Who Will Preside at the Next Trump Impeachment Trial? Probably Not John Roberts

The impending second Senate impeachment trial of Donald Trump poses a number of legal, political, and practical issues. One issue flying somewhat under the radar is who will preside. The answer will certainly impact how the trial is perceived and may even affect the outcome.

Chief Justice John Roberts presided over Trump’s first impeachment trial pursuant to Article I, section 3 of the Constitution, which requires the chief justice to assume this role “when the President of the United States is tried.” In the second impeachment, however, Trump will be tried as a private citizen, not as president, thus making this provision inapplicable by its terms. The rationale for having the chief justice preside likewise will not apply. The framers included this provision for the purpose of avoiding the obvious conflict of interest that would arise if an incumbent president’s potential successor, the vice president serving as president of the Senate, presided. This, of course, has no relevance to Trump’s second trial. Kamala Harris, not Mike Pence, will be Vice President and there will be no change in the presidency since removal from office is not on the table.  
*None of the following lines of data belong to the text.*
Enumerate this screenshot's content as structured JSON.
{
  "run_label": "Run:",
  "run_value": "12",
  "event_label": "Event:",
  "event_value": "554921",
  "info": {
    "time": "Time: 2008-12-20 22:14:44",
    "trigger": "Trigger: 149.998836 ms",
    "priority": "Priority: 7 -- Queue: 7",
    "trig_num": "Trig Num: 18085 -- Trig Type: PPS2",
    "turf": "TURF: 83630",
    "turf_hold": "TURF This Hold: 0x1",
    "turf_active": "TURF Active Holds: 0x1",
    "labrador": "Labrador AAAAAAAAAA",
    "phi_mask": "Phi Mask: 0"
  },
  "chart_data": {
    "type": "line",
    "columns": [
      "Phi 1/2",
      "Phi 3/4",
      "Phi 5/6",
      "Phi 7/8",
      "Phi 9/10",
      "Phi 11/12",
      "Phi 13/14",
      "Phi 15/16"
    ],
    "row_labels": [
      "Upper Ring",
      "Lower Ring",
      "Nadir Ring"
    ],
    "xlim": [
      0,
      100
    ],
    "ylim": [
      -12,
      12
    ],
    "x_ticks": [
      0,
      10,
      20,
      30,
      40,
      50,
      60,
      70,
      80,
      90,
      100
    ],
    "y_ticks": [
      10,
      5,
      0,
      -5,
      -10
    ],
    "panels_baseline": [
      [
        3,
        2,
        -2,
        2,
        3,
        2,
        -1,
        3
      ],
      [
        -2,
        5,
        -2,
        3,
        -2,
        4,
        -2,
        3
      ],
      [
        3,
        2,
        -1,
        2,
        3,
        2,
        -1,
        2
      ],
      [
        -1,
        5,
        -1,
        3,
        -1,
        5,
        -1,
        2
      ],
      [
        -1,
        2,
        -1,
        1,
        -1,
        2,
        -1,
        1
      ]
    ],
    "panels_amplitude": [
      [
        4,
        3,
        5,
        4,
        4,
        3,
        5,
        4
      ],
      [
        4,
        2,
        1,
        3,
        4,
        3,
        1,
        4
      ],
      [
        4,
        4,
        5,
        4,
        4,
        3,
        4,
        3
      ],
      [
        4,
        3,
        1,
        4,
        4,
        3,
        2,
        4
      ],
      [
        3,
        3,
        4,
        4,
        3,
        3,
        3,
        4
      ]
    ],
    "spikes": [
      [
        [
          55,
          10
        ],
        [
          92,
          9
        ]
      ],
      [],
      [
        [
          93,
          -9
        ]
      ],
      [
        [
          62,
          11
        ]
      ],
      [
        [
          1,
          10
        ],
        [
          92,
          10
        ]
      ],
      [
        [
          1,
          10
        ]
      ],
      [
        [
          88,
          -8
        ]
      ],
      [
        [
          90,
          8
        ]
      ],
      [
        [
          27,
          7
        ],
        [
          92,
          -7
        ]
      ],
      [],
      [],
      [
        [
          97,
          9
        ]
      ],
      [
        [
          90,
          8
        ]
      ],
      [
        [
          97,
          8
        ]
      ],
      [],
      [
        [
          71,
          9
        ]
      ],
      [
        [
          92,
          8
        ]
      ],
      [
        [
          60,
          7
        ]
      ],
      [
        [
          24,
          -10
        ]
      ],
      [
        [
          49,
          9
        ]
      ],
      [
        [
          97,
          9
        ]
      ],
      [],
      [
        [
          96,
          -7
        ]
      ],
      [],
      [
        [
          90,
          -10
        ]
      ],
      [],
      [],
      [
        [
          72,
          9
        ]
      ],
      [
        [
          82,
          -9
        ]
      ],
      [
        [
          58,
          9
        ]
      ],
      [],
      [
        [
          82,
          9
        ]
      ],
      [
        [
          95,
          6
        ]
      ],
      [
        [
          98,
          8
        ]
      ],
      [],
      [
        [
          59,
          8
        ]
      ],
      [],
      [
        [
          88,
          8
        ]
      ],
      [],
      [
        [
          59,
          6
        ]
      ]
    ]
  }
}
Without Article I, section 3, there is no apparent legal authority for the chief justice to preside at the impeachment trial. To the contrary, having the head of the judicial branch preside over the Senate except as specifically required by the Constitution would seem to violate the constitutional separation of powers. Finally, even if Roberts somehow could opt to preside if requested by the Senate, he probably would want no part of this exercise and would respectfully decline. With Chief Justice Roberts out of the picture, Vice President Harris would be in line to preside. Alternatively, if the Biden Administration was reluctant to participate directly in this fraught and potentially distracting endeavor, Senate President Pro Tempore Patrick Leahy or another senior Democratic senator could be chosen to officiate.

The  above considerations are significant in at least three ways. First, the fact that Article I, section 3 is so incongruent here is another indication that the Constitution was not designed for impeachment of former presidents. Second, substituting a politician for the chief justice as presiding officer will detract from the gravitas and objectivity of the proceeding and fuel the notion that it is a partisan exercise. Third, a trial without the chief justice is considerably more likely to survive a motion to dismiss at the outset on the substantial grounds that an individual who has left office is no longer subject to the impeachment process. The chief justice might well grant such a motion but a Democrat in the chair would almost surely reject it. The presiding officer’s ruling, regardless of who makes it, is subject to reversal by majority vote of the Senate. However, a ruling by the chief justice would doubtless carry greater weight with senators (and the public) than one by a political figure.